The psychology at work here contributes to overconsumption; people often don’t realize they are eating more and they don’t necessarily feel fuller. In a 2003 “bottomless bowl” study, 54 participants ate soup from either a normal bowl or a bowl rigged to inconspicuously and automatically refill. The refilling bowl subjects ate a whopping 73 percent more than those with the normal bowl. The researchers concluded that a large portion size sends a subliminal message to our brains that this is the accepted norm, making it appropriate, even expected, for us to consume that amount. Such visual cues also tend to reduce our reliance on our own self-monitoring systems. Importantly, this psychological mechanism affects most people, whether obese or not.

Knowing that our consumption patterns have a distinctly psychological nature in addition to the physiologic drive, has an upside. We can “trick” ourselves into eating less almost as easily as we succumb to overconsuming. Research presented in July at the Annual Meeting of the Society for the Study of Ingestive Behavior shows that cutting food into smaller pieces can reduce intake by creating the appearance of more food, which induces more rapid and increased satiety than single portions.
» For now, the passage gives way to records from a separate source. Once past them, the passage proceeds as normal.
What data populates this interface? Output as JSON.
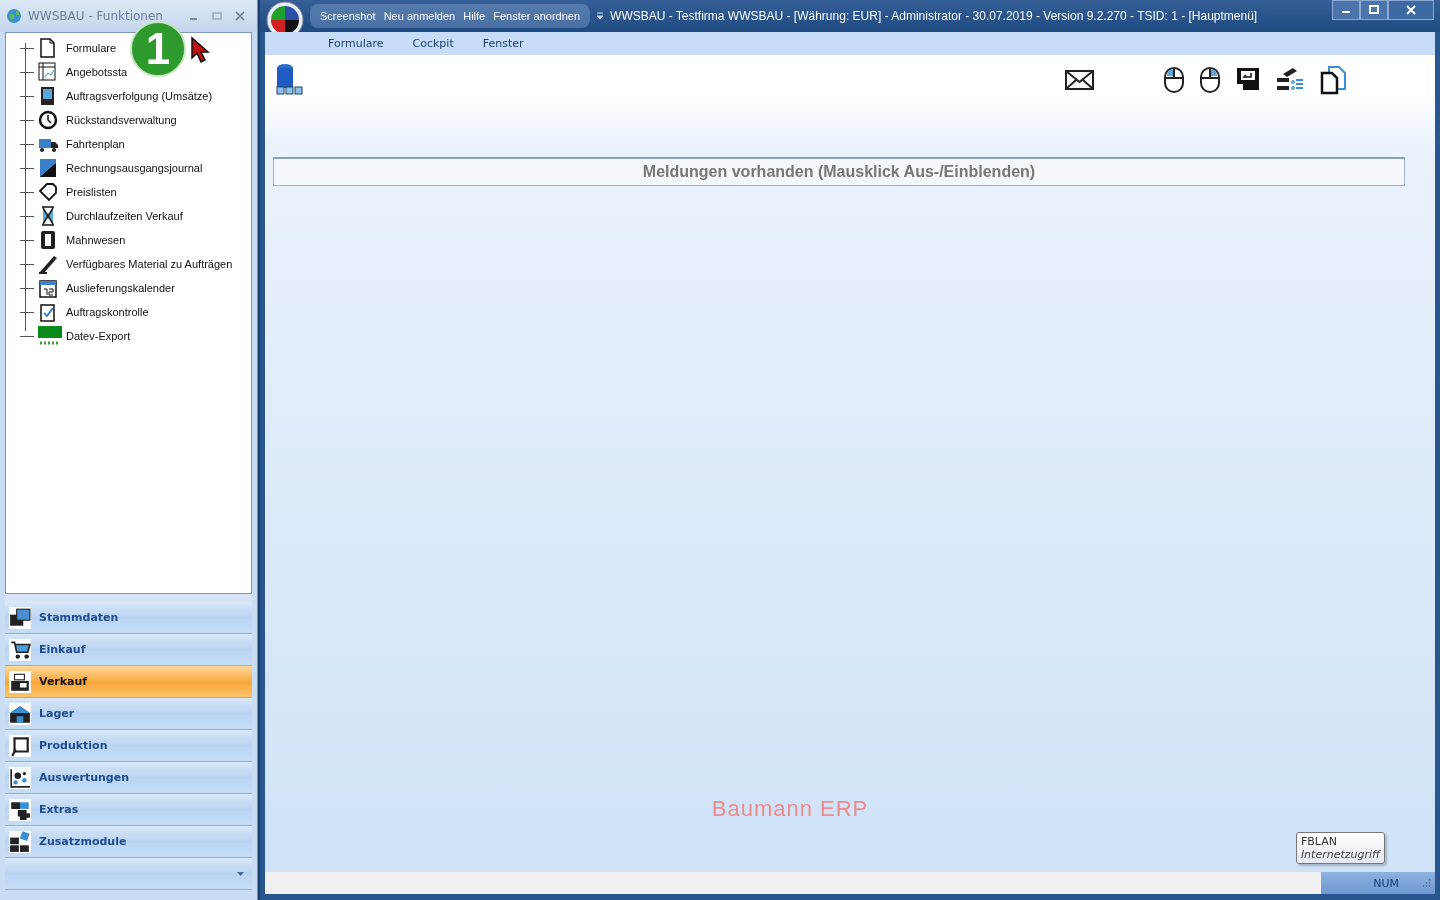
{
  "left_window": {
    "title": "WWSBAU - Funktionen",
    "tree": [
      {
        "label": "Formulare"
      },
      {
        "label": "Angebotssta"
      },
      {
        "label": "Auftragsverfolgung (Umsätze)"
      },
      {
        "label": "Rückstandsverwaltung"
      },
      {
        "label": "Fahrtenplan"
      },
      {
        "label": "Rechnungsausgangsjournal"
      },
      {
        "label": "Preislisten"
      },
      {
        "label": "Durchlaufzeiten Verkauf"
      },
      {
        "label": "Mahnwesen"
      },
      {
        "label": "Verfügbares Material zu Aufträgen"
      },
      {
        "label": "Auslieferungskalender"
      },
      {
        "label": "Auftragskontrolle"
      },
      {
        "label": "Datev-Export"
      }
    ],
    "nav": [
      {
        "label": "Stammdaten",
        "selected": false
      },
      {
        "label": "Einkauf",
        "selected": false
      },
      {
        "label": "Verkauf",
        "selected": true
      },
      {
        "label": "Lager",
        "selected": false
      },
      {
        "label": "Produktion",
        "selected": false
      },
      {
        "label": "Auswertungen",
        "selected": false
      },
      {
        "label": "Extras",
        "selected": false
      },
      {
        "label": "Zusatzmodule",
        "selected": false
      }
    ]
  },
  "callout": "1",
  "main_window": {
    "quick_access": [
      "Screenshot",
      "Neu anmelden",
      "Hilfe",
      "Fenster anordnen"
    ],
    "title": "WWSBAU - Testfirma WWSBAU - [Währung: EUR] - Administrator - 30.07.2019 - Version 9.2.270 - TSID: 1  - [Hauptmenü]",
    "menu": [
      "Formulare",
      "Cockpit",
      "Fenster"
    ],
    "message_bar": "Meldungen vorhanden  (Mausklick Aus-/Einblenden)",
    "brand_text": "Baumann ERP",
    "tooltip": {
      "title": "FBLAN",
      "subtitle": "Internetzugriff"
    },
    "status_bar": {
      "indicator": "NUM"
    }
  }
}
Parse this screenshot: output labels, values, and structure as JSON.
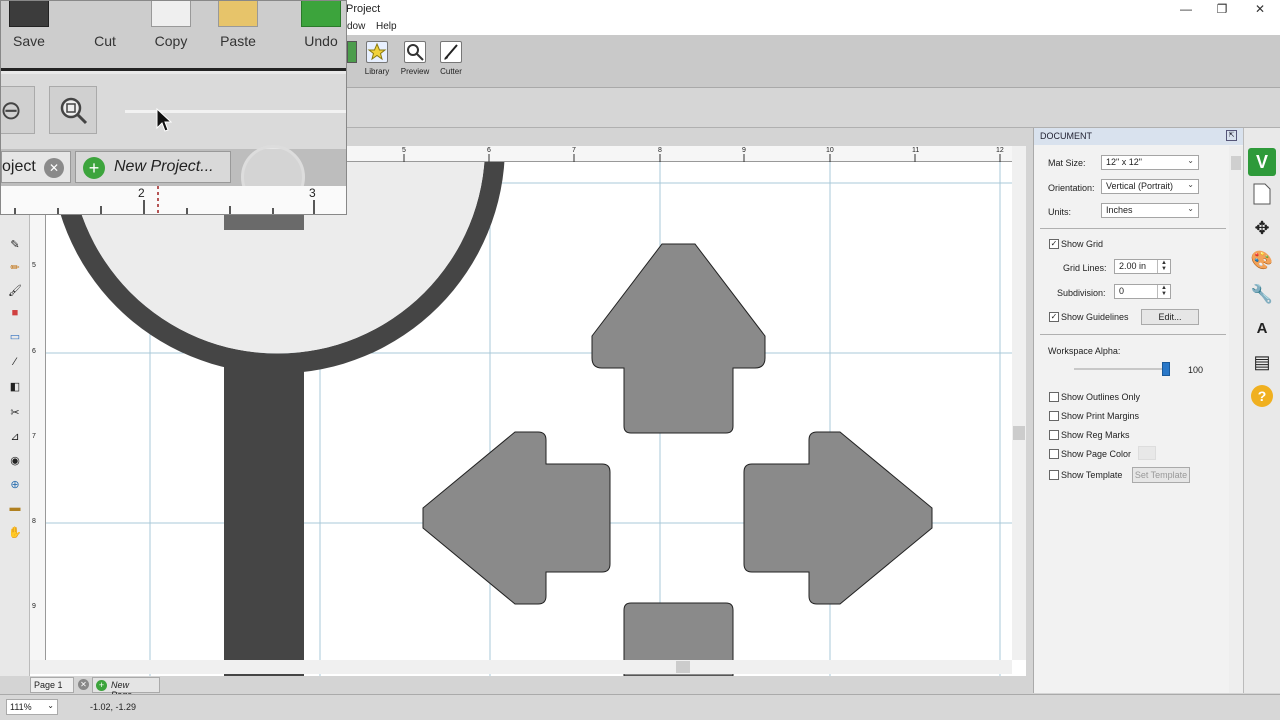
{
  "titlebar": {
    "title": "Project",
    "min": "—",
    "max": "❐",
    "close": "✕"
  },
  "menu": {
    "window_partial": "dow",
    "help": "Help"
  },
  "toolbar": {
    "items": [
      {
        "label": "Library"
      },
      {
        "label": "Preview"
      },
      {
        "label": "Cutter"
      }
    ]
  },
  "overlay": {
    "buttons": [
      "Save",
      "Cut",
      "Copy",
      "Paste",
      "Undo"
    ],
    "tab_project": "oject",
    "tab_new_project": "New Project...",
    "ruler_labels": [
      "2",
      "3"
    ]
  },
  "hruler_labels": [
    "5",
    "6",
    "7",
    "8",
    "9",
    "10",
    "11",
    "12"
  ],
  "vruler_labels": [
    "5",
    "6",
    "7",
    "8",
    "9"
  ],
  "panel": {
    "title": "DOCUMENT",
    "mat_size_label": "Mat Size:",
    "mat_size_value": "12\" x 12\"",
    "orientation_label": "Orientation:",
    "orientation_value": "Vertical (Portrait)",
    "units_label": "Units:",
    "units_value": "Inches",
    "show_grid": "Show Grid",
    "grid_lines_label": "Grid Lines:",
    "grid_lines_value": "2.00 in",
    "subdivision_label": "Subdivision:",
    "subdivision_value": "0",
    "show_guidelines": "Show Guidelines",
    "edit_button": "Edit...",
    "workspace_alpha_label": "Workspace Alpha:",
    "workspace_alpha_value": "100",
    "show_outlines_only": "Show Outlines Only",
    "show_print_margins": "Show Print Margins",
    "show_reg_marks": "Show Reg Marks",
    "show_page_color": "Show Page Color",
    "show_template": "Show Template",
    "set_template": "Set Template"
  },
  "page_tabs": {
    "page1": "Page 1",
    "new_page": "New Page..."
  },
  "status": {
    "zoom": "111%",
    "coords": "-1.02, -1.29"
  },
  "colors": {
    "shape_fill": "#8a8a8a",
    "accent_green": "#3ca43c",
    "grid_line": "#a8c8d8"
  }
}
At the Hormone Health Network (www.hormone.org), health care providers offer a list of practical strategies for losing weight. A common theme among the items listed is changing what and how we eat, including eating less. Eating more slowly, for example, helps us eat less because it takes 20 minutes for the full signal from gut hormones, such as glucagon-like peptide-1 (GLP-1), cholecystokinin (CKK), and pancreatic polypeptide (PPY) among others, to reach the satiety center in the hypothalamus. Slowing down allows time for these hormones to do their work before those last forkfuls are taken.

In addition, said Caroline M. Apovian, M.D., director of the Nutrition and Weight Management Center at Boston Medical Center and professor of medicine at Boston University School of Medicine, “Eating slowly can increase the response of PYY and GLP-1 as compared to eating fast.” It can also reduce levels of the so-called “hunger hormone” ghrelin. “Compared with 15 chews, 40 chews results in lower caloric intake, lower postprandial ghrelin concentrations, and higher GLP-1 and CCK concentrations,” Apovian explained.

Other tips include getting adequate support, such as in a weight loss group, and keeping a food diary, both of which involve controlling portion size and, in turn, eating less.

And, we can benefit from plain and simple education as well to remedy the all-too-common disconnect between portion size and serving size. Using vessels that show measurements is becoming a popular strategy to reduce intake. Measuring serving sizes and seeing what a cup, for example, really contains is an eye-opening experience for many people who previously estimated the capacity of a cup to be considerably larger.

The Portion Plate® demarcates a plate or placemat into appropriate serving sizes and pictorially compares serving sizes in many food categories to everyday items to facilitate remembering these sizes (for instance, 1.5 ounces of hard cheese = 3 dice.) WebMD offers downloadable template versions of a Portion Size Plate® in various sizes that can be carried in wallets or stuck to the front of the fridge. The USDA also provides similar services as part of their MyPlate program (www.choosemyplate.gov/).

A similar strategy involves repackaging foods into smaller-volume containers, as Bloomberg seeks to do. If the supersize soda ban proposal becomes law and Big Apple residents shrink their drinks and their waistlines, it will be an inspiration for people across the nation to mind their plates.